There was a line: 'Time's passage holds my youth in your swift feet.' Just now, as I passed by the old campus gates, watching students rush to their next class.
Their eager voices discussing tomorrow's lessons echoed in my ears. At that moment, those words finally made perfect sense.

I recall how our teacher explained that verse: we never truly value the present until it becomes the past we long to reclaim.
Lately, everyone's been sharing quotes from 'Dead Poets Society,' and I find myself unable to describe that feeling I had, standing at those crossroads.
In our youth, we only understood Thoreau's 'woods' as a simple escape to nature. Now I grasp the deeper meaning of 'I went to the woods because I wished to live deliberately.'
Back then, we believed youth was endless and glory awaited just ahead.

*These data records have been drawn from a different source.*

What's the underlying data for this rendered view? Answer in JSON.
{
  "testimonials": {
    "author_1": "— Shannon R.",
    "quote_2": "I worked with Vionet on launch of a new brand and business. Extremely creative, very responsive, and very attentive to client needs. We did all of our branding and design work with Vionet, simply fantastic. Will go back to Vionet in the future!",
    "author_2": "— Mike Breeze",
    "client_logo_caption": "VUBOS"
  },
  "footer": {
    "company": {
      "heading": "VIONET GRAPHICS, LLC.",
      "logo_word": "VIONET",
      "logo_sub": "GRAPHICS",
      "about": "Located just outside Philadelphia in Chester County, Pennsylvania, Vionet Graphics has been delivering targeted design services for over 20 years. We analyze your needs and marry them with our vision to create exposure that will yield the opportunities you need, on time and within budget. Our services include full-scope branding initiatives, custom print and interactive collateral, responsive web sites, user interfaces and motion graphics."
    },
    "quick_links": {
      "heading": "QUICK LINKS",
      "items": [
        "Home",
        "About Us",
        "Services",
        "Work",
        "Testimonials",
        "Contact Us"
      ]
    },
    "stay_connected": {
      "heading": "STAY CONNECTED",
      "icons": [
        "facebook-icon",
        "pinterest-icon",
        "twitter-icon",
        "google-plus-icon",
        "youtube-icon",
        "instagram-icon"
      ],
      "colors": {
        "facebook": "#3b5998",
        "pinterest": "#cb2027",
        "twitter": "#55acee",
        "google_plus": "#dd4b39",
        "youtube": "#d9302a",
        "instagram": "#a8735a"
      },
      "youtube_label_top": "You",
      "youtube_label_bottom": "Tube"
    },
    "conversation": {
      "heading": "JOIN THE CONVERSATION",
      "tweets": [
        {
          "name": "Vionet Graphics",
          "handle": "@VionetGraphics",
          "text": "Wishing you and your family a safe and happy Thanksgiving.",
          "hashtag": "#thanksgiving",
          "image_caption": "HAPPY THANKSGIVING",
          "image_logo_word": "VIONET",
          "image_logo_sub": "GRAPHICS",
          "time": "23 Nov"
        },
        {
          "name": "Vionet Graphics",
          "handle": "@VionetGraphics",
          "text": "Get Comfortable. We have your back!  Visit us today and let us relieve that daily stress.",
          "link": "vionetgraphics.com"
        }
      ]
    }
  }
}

Now I understand the precious weight of Robert Frost's 'promises to keep, and miles to go before I sleep.'
As the poets say, 'Youth's sweet-scented manuscript cannot be twice unfurled.'

Wordsworth once wrote, 'Though nothing can bring back the hour of splendor in the grass, of glory in the flower.'
Late at night, when memories of childhood suddenly flood back, washing over me like waves of time,
I realize those forty-five minutes in class were their epic life stories,
Their unrealized dreams, their unspoken regrets, their unfulfilled destinies.

So it seems that all these profound truths of life,
The wandering paths we're destined to walk,
Were already written in their verses,
And we've slowly become living echoes of their words,
Though back then, we thought it all so ordinary.